In an emotional statement outside Downing Street on Friday, the British premier confirmed her resignation on June 7, following a cabinet revolt over her Brexit plan and the repeated delay of the EU Withdrawal Agreement Bill (WAB).
In an online statement, Corbyn also gave a scathing account of the current state of affairs in Britain and stressed the need for a snap general election.
“The Conservative Party has utterly failed the country over Brexit and is unable to improve people’s lives or deal with their most pressing needs.
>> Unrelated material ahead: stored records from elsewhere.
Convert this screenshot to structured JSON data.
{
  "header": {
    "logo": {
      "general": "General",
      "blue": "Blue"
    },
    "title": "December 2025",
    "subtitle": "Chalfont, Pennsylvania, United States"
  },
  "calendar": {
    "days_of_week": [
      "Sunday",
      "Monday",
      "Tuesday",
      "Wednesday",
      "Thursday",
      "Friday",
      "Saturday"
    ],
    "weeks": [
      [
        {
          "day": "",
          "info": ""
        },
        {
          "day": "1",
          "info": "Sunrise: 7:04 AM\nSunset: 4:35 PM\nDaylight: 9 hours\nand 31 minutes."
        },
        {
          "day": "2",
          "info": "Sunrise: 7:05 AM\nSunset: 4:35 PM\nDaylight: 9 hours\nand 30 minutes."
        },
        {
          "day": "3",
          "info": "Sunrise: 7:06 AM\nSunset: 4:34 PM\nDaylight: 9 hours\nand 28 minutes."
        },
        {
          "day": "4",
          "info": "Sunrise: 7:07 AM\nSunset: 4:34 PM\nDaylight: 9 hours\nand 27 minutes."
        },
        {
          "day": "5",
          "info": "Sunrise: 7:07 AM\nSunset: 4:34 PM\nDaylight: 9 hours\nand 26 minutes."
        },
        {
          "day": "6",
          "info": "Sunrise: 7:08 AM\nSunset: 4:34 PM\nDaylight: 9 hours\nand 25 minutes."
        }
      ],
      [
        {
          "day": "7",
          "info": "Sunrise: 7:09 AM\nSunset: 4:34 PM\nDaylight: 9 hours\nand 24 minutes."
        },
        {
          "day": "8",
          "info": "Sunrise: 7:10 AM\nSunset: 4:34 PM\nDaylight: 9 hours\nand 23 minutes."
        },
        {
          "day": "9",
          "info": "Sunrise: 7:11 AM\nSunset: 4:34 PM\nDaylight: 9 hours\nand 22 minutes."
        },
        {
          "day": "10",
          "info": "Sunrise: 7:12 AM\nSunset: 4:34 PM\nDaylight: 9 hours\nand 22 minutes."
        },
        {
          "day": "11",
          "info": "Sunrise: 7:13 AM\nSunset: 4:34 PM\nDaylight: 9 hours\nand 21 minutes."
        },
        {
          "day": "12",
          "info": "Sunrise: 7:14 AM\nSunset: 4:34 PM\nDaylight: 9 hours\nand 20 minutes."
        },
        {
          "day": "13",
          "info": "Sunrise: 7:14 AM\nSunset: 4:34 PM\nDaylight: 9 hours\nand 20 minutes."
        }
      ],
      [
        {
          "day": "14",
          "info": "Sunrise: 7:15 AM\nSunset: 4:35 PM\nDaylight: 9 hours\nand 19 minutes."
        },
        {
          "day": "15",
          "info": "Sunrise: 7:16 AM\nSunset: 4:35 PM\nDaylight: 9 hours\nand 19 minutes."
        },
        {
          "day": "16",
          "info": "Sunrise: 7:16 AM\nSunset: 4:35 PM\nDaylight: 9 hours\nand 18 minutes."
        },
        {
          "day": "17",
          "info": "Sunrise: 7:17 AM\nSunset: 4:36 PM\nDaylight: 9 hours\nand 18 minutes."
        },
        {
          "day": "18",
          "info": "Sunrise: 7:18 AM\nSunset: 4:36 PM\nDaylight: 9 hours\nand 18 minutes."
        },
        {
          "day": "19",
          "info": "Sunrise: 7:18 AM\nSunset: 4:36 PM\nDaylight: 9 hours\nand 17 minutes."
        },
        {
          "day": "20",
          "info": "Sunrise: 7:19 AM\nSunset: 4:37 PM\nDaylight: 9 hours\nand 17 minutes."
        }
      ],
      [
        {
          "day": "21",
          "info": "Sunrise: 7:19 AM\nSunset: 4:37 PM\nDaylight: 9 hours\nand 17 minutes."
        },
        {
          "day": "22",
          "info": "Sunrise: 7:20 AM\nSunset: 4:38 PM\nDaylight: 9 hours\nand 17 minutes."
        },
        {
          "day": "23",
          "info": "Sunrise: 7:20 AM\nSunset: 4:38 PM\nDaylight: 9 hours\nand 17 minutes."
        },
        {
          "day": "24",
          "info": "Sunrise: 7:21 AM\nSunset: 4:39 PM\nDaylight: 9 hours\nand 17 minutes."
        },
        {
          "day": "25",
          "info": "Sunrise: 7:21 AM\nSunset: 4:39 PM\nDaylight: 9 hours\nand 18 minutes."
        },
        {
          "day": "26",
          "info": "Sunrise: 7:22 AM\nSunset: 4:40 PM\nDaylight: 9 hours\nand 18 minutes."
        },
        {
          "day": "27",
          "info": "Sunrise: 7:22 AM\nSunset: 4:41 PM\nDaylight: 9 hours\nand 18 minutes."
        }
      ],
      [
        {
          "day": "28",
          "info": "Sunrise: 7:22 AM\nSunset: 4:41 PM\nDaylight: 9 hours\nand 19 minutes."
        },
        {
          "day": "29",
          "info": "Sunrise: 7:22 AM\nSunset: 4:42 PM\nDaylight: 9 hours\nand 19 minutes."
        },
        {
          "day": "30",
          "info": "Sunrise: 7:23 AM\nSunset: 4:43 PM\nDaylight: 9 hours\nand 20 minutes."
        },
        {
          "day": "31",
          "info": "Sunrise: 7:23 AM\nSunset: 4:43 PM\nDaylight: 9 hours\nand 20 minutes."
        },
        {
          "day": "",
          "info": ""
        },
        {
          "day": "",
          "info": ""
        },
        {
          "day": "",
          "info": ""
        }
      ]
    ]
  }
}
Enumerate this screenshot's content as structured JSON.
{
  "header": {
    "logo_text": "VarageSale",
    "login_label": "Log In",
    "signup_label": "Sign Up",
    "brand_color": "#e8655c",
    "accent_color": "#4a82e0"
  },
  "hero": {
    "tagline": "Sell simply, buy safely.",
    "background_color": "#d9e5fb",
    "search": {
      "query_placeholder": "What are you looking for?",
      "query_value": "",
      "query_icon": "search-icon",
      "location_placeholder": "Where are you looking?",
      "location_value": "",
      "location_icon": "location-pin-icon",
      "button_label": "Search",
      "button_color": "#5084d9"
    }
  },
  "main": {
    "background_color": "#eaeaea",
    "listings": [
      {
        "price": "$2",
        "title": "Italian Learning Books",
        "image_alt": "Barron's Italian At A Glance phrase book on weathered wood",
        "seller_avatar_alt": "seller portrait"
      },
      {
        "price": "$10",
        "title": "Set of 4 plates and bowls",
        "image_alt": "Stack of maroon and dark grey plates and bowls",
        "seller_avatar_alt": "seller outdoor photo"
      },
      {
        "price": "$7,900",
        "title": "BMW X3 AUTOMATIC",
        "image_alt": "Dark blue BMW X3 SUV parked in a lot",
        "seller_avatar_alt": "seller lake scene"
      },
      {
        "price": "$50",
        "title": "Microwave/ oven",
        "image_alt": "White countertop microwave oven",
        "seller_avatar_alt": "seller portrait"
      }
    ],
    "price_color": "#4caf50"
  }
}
Parliament is deadlocked and the Conservatives offer no solutions to the other major challenges facing our country,” the opposition Labour Party leader said.
“Whoever becomes the new Conservative leader must let the people decide our country’s future, through an immediate General Election,” he added
“The last thing the country needs is weeks of more Conservative infighting followed by yet another unelected Prime Minister,” Corbyn concluded.
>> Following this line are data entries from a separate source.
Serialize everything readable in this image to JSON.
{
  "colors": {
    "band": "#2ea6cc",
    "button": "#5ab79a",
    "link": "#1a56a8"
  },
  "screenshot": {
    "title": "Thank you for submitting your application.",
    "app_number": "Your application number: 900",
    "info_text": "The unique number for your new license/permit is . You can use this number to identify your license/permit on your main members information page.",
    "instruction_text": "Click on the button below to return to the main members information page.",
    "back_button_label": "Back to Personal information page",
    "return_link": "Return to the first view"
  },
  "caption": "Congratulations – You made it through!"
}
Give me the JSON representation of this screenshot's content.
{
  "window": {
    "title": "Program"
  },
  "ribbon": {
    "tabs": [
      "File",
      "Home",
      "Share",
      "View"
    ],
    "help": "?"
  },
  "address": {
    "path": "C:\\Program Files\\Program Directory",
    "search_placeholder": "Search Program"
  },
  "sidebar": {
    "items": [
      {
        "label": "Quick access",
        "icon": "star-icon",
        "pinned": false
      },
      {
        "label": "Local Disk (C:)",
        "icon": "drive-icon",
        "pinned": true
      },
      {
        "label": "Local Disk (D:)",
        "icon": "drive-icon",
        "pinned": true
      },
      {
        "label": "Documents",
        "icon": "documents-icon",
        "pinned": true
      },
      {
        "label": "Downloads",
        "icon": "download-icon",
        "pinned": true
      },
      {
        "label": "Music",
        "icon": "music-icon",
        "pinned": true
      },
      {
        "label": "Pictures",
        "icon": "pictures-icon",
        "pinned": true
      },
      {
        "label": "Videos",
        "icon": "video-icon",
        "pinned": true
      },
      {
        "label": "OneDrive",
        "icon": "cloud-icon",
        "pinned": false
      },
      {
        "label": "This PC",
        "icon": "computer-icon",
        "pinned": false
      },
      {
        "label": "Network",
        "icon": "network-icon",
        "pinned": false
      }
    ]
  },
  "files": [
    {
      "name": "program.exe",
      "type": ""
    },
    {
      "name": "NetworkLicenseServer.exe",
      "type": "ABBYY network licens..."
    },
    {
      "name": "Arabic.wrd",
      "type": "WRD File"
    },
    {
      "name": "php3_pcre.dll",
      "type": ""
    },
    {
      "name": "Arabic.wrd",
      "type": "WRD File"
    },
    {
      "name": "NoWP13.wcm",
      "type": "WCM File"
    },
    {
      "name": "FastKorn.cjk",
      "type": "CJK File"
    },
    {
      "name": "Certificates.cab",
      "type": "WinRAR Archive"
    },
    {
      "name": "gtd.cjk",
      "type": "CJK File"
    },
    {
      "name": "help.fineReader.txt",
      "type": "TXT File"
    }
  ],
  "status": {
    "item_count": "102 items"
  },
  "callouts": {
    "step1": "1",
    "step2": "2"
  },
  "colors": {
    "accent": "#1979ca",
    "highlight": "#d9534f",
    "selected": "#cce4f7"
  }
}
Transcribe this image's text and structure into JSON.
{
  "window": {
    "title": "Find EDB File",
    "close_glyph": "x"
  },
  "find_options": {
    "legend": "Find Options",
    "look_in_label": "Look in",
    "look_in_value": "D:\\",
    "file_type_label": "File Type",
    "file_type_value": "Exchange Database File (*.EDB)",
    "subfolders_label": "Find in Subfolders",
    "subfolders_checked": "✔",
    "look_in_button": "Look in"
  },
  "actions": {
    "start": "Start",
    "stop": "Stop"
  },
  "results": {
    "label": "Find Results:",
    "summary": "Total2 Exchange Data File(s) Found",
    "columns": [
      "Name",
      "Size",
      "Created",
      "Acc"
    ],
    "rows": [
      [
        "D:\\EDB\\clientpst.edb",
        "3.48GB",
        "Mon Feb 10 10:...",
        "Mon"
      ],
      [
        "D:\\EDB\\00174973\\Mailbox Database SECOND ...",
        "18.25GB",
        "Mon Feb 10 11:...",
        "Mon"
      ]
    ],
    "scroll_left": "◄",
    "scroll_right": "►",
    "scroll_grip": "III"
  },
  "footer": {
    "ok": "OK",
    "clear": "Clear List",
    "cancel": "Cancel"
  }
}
May’s resignation comes as Britain’s looming departure from the 28-member bloc looks even more difficult, with some suggesting a hard or “no-deal” Brexit is now almost inevitable.
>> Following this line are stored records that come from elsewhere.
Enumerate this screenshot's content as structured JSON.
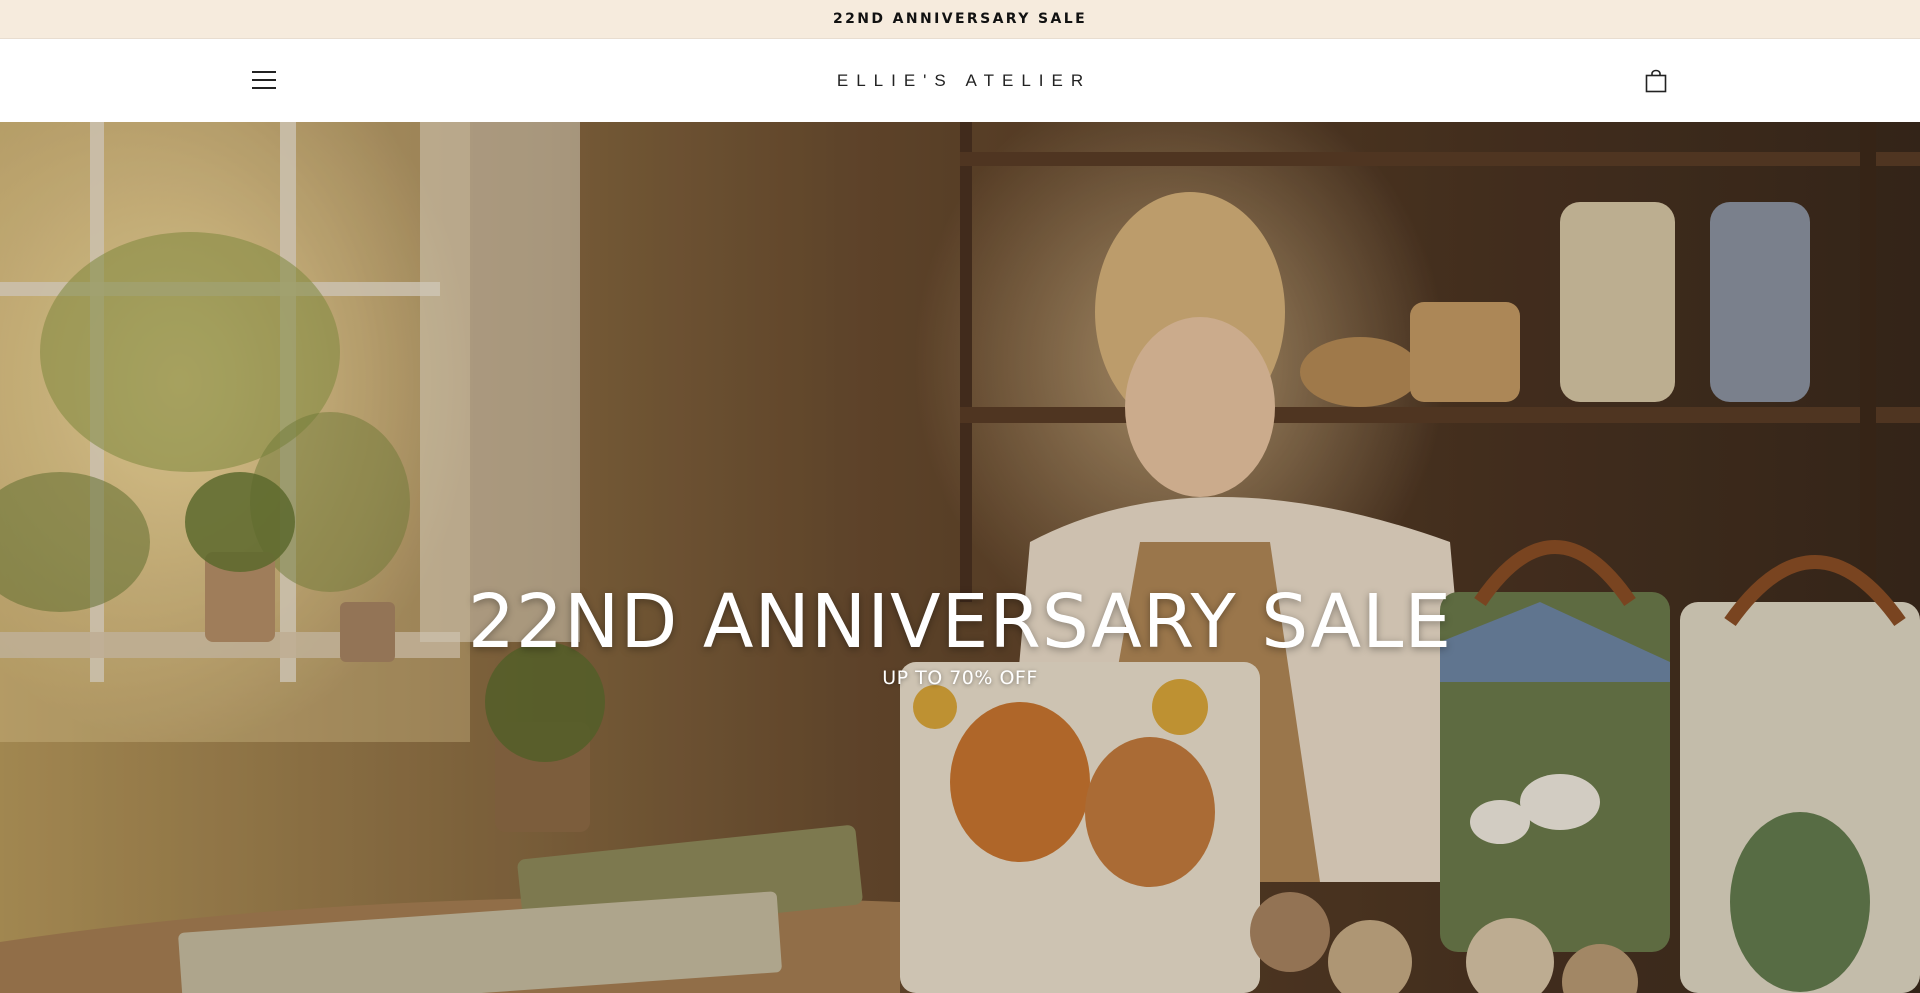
{
  "announcement": {
    "text": "22ND ANNIVERSARY SALE"
  },
  "header": {
    "logo_text": "ELLIE'S ATELIER",
    "menu_icon": "hamburger-menu-icon",
    "cart_icon": "shopping-bag-icon"
  },
  "hero": {
    "title": "22ND ANNIVERSARY SALE",
    "subtitle": "UP TO 70% OFF",
    "image_subject": "Woman sewing quilted tote bags in a sunlit craft studio"
  },
  "colors": {
    "announcement_bg": "#f6ebdd",
    "header_bg": "#ffffff",
    "hero_text": "#ffffff"
  }
}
The leading contenders to succeed the British premier all favor a tougher divorce deal although the EU has ruled out the renegotiation of the WAB, which was sealed in November.
Key reactions to May’s resignation
The European Union said the resignation failed to change the bloc’s position on the Brexit withdrawal deal agreed with Britain.
EU Commission President Jean-Claude Juncker noted May’s decision “without personal joy,” a spokeswoman said, adding that the council of EU leaders has “set out its position” on the Brexit deal.
The EU’s chief Brexit negotiator Michel Barnier said in a tweet that he “would like to express my full respect for @theresa_may and for her determination, as Prime Minister, in working towards the #UK’s orderly withdrawal from the EU.”
Irish Prime Minister Leo Varadkar warned that May’s resignation is fraught with dangers for Ireland because her successor could take Britain out of the EU without a deal.
“British politics is consumed by Brexit and will be consumed by Brexit for a very long time. It means that we now enter a new phase when it comes to Brexit, and a phase that may be a very dangerous one for Ireland,” Varadkar said.
French President Emmanuel Macron hailed May for her “courageous work” in seeking to implement Brexit in the interests of her country while showing respect for Britain’s European partners.
But the Elysee said in a statement that “the principles of the EU will continue to apply, with the priority on the smooth functioning of the EU, and this requires a rapid clarification. At a time of an important choice, votes of rejection that do not offer an alternative project will lead to an impasse.”
German Chancellor Angela Merkel noted May’s decision “with respect,” and said they shared a “good and trusting” working relationship.
Pledging to keep working with May in the same spirit as long as she is in office, Merkel noted Berlin “wishes to maintain close cooperation and a close relationship with the British government.”
Declining to comment on how the resignation could affect Brexit, Merkel said “the development depends essentially on domestic political developments in Britain.”
US President Donald Trump, who had repeatedly criticized May in recent months for her handling of Brexit, said he felt sorry for the British prime minister after three years of turmoil surrounding her country’s “Brexit” from the European Union.
“I feel badly for Theresa. I like her very much. She is a good woman,” Trump told reporters on the White House lawn as he prepared to set off on a trip to Japan. “She’s a good woman. She worked very hard. She’s very strong.”
Dutch Prime Minister Mark Rutte said the EU would never reopen negotiations on the Brexit divorce deal, regardless of who succeeds May.
“The withdrawal agreement is not up for renegotiation,” Rutte told a news conference.
Madrid warned that a no-deal Brexit appeared almost inevitable.
“Under these circumstances, a hard Brexit appears to be a reality that is near impossible to stop,” Spanish government spokeswoman Isabel Celaa told reporters, adding that the British government and parliament would be “solely responsible for a no-deal exit (from the EU) and its consequences”.